C’est ce genre d’actions qui détruisent la confiance envers un gouvernement et poussent la population à adopter une attitude de défiance. Les gouvernants doivent être les premiers à se sacrifier. Quand il y a une crise, ils doivent être au front, c’est ce qui rassure la population et développe sa confiance envers les institutions républicaines. Dans le cas contraire, elle perdra son respect envers l’Etat et doutera de ses paroles.
Il n’y a pas de réalité objective. Tout est interprétable et tout est interprété. Si l’on regarde un match de catch, un des lutteurs, après avoir été très dominé, se ressaisit et domine à son tour son adversaire. Tout cela se passe en un laps de temps très court. Encore, si l’on observe les retournements de situation spectaculaire au cours de confiance, on se rend compte qu’elle a changé de camp. L’équipe dominée prend soudainement confiance et se transcende, car elle a décidé qu’elle peut gagner et qu’elle gagnera.
Aussi les situations dépendent-elles de comment on les interprète. J’écrivais plus haut que les crises économiques sont surtout celles de confiance. On les résout en rétablissant la confiance. Quand il y a la confiance, on prend des risques, on investit, on se projette avec optimisme dans le futur, on est plus généreux de son temps et de son argent. Quand il y a un manque de confiance, c’est tout le contraire.
Cela concerne aussi bien les personnes physiques que les entités – Etats, entreprises, équipes, groupes. Leur comportement quand elles ont confiance diffère totalement de celui quand elles sont en manque de confiance.
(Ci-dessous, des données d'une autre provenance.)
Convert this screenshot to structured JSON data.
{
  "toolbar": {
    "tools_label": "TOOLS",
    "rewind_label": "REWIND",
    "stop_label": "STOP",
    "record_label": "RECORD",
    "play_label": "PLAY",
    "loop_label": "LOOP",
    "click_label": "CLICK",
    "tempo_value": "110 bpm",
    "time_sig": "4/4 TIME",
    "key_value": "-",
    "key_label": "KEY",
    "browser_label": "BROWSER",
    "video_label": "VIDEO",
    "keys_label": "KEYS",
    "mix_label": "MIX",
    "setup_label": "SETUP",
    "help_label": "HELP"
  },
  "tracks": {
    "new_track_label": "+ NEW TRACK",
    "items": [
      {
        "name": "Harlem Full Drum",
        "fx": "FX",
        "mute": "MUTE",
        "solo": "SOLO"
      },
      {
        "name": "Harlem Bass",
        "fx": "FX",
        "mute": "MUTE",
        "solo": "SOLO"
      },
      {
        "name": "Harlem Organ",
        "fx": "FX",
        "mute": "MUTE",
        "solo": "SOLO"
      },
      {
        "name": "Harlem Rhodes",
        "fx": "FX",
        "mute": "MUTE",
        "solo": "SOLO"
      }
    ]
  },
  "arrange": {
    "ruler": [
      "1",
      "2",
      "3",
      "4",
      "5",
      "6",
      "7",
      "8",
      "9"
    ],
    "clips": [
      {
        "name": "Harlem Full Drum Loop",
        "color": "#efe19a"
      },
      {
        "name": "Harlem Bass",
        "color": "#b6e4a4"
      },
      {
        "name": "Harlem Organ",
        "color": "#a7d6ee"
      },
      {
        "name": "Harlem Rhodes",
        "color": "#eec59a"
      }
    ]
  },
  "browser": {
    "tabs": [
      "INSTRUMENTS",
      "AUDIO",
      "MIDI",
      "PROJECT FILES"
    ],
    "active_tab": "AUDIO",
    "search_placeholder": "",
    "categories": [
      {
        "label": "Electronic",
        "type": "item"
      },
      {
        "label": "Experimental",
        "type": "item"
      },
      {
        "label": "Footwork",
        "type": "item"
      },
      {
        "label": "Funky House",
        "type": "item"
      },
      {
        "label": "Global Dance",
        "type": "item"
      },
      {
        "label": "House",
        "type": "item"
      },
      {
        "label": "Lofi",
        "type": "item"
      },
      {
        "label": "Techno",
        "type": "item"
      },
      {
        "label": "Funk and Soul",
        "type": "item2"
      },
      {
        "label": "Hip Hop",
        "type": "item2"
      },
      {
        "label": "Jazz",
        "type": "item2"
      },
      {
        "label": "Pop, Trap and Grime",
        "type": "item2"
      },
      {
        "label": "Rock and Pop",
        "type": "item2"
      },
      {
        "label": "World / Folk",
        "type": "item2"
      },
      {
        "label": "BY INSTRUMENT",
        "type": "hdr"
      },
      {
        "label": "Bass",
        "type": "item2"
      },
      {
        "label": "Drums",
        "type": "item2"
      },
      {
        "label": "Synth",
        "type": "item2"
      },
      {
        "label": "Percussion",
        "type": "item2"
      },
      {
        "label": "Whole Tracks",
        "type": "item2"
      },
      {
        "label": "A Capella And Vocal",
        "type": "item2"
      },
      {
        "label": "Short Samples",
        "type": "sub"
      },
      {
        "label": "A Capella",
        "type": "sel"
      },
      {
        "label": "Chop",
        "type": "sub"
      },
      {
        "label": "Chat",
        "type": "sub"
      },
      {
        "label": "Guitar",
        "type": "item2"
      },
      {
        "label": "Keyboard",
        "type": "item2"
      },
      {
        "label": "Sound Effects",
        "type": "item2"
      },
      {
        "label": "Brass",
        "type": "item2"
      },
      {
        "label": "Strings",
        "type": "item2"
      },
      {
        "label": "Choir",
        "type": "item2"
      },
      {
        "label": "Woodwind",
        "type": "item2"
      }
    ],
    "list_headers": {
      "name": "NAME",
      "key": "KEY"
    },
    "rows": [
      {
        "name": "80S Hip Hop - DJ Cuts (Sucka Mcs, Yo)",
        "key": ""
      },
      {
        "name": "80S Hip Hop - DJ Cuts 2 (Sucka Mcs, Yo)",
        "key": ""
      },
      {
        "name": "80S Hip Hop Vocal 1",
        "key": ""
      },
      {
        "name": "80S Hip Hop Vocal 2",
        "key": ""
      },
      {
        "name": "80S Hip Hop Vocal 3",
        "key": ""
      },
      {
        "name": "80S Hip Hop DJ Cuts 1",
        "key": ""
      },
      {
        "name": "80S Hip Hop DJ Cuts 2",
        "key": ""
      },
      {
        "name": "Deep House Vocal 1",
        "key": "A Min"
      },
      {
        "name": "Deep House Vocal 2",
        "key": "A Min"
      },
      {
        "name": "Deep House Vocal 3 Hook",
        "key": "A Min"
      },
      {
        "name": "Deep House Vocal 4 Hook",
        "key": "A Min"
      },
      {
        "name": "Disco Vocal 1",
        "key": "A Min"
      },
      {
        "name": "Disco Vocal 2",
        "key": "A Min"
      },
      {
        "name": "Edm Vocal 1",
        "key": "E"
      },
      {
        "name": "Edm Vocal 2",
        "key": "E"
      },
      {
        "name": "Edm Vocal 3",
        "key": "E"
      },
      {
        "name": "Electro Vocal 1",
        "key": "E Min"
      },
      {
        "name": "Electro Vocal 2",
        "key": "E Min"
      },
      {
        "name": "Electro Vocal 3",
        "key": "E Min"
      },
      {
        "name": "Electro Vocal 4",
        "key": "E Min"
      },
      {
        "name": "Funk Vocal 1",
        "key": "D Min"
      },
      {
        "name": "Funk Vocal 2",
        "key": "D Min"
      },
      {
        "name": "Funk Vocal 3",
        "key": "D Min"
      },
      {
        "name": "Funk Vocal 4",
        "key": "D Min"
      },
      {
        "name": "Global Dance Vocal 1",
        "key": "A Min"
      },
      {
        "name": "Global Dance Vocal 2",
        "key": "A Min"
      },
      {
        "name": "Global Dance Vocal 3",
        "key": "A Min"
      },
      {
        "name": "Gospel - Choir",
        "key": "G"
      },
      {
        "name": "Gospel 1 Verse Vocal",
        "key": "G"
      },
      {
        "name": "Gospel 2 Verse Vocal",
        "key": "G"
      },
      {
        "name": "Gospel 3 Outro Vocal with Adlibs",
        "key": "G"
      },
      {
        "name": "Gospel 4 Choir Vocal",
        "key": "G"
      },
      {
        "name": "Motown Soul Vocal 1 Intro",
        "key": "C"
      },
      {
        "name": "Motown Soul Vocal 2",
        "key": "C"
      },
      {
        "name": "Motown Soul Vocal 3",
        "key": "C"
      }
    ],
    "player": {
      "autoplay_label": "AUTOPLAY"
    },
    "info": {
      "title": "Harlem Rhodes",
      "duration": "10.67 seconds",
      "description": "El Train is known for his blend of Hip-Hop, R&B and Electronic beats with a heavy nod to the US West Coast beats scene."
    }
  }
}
Par exemple, c’est cette confiance qui manque aux pays africains. Un pays qui a confiance en lui sait qu’il se développera. Cette conviction de se développer le poussera à entreprendre des actions pour y parvenir. Il cessera de compter sur les autres. Il arrêtera de prendre des décisions stupides. Il investira sur sa population. Il luttera plus efficacement contre la corruption. En résumé, il prendra des décisions qui lui permettront d’atteindre ses objectifs. Une personne physique fera exactement la même chose si elle veut améliorer sa vie et aller de l’avant.
A travers les crises économiques, les sursauts d’un Etat ou d’une personne, nous avons appris comment la confiance est l’essence des relations humaines. C’est la confiance qui fait que des inconnus échangent, se marient. Le manque de confiance est une tare qui détruit les relations humaines et sociales. Un Etat en qui ses populations ont confiance est un Etat qui peut mobiliser ses forces pour atteindre ses objectifs. C’est par les décisions judicieuses des gouvernants qu’il peut y parvenir. Gouverner n’est pas jouir de privilèges, mais être le premier au front pour montrer l’exemple aux populations. Ce que doit comprendre le Sénégal.